Free radical generation and oxidative stress have been implicated in the pathogenesis and pathophysiology of ischemic/reperfusion injury. Kolaviron is a bioflavonoid with arrays of biological and pharmacological activities. The study was designed to investigate the modulatory role of Kolaviron on ischemic/reperfusion injury in experimental animal models. Twenty male Wistar albino rats were randomly divided into two groups of ten rats per group: Group 1 received corn oil as a vehicle (Control) and rats in Group 2 were pre‐treated with Kolaviron at 200 mg/kg for 4 weeks. After 4 weeks of Kolaviron administration, hearts were excised and mounted on the working heart perfusion system. Western blot analysis for protein expressions was carried out on frozen heart samples. Results revealed significant (p < 0.05) reduction in the activity of cardiac catalase (CAT), superoxide dismutase (SOD), and glutathione peroxidase (GPx)with concomitant reduction in oxygen radical absorbance capacity (ORAC) in ischemic rat heart of Control compared to group pre‐treated with Kolaviron.
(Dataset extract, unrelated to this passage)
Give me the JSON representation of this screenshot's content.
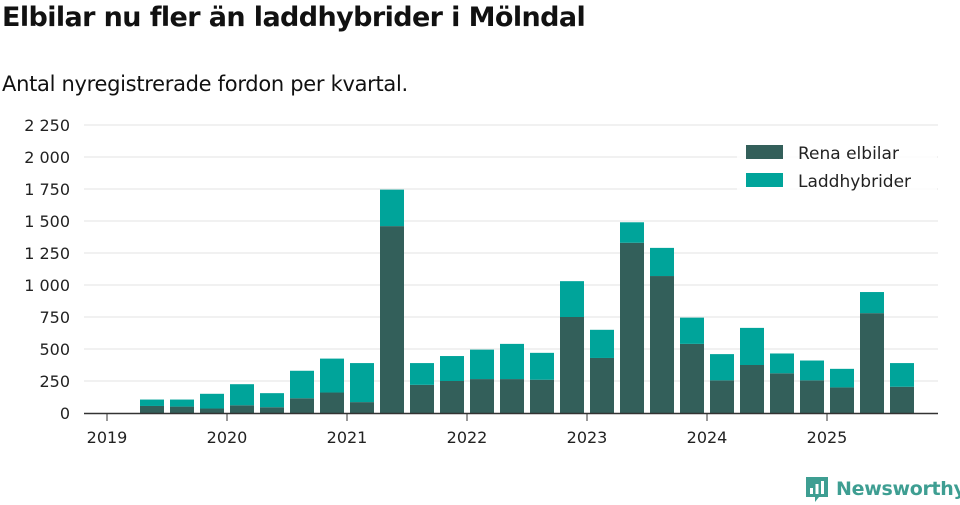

Similarly, intracellular reactive oxygen species (ROS) and malondialdehyde (MDA) contents were significantly elevated in control compared to Kolaviron pre‐treated rats. Western blot showed that pre‐treatment with Kolaviron significantly increased total Akt/protein kinase B (PKB), phosphorylated Akt/PKB at serine 473 with concomitant significant reduction in the expressions of p38 mitogen‐activated protein kinase (p38MAPK), Caspase 3, and cleaved poly adenosine diphosphate ribose polymerase (PARP). Taken together, Kolaviron offered significant cardioprotection via free radical scavenging activity and upregulation of pro‐survival signaling pathway.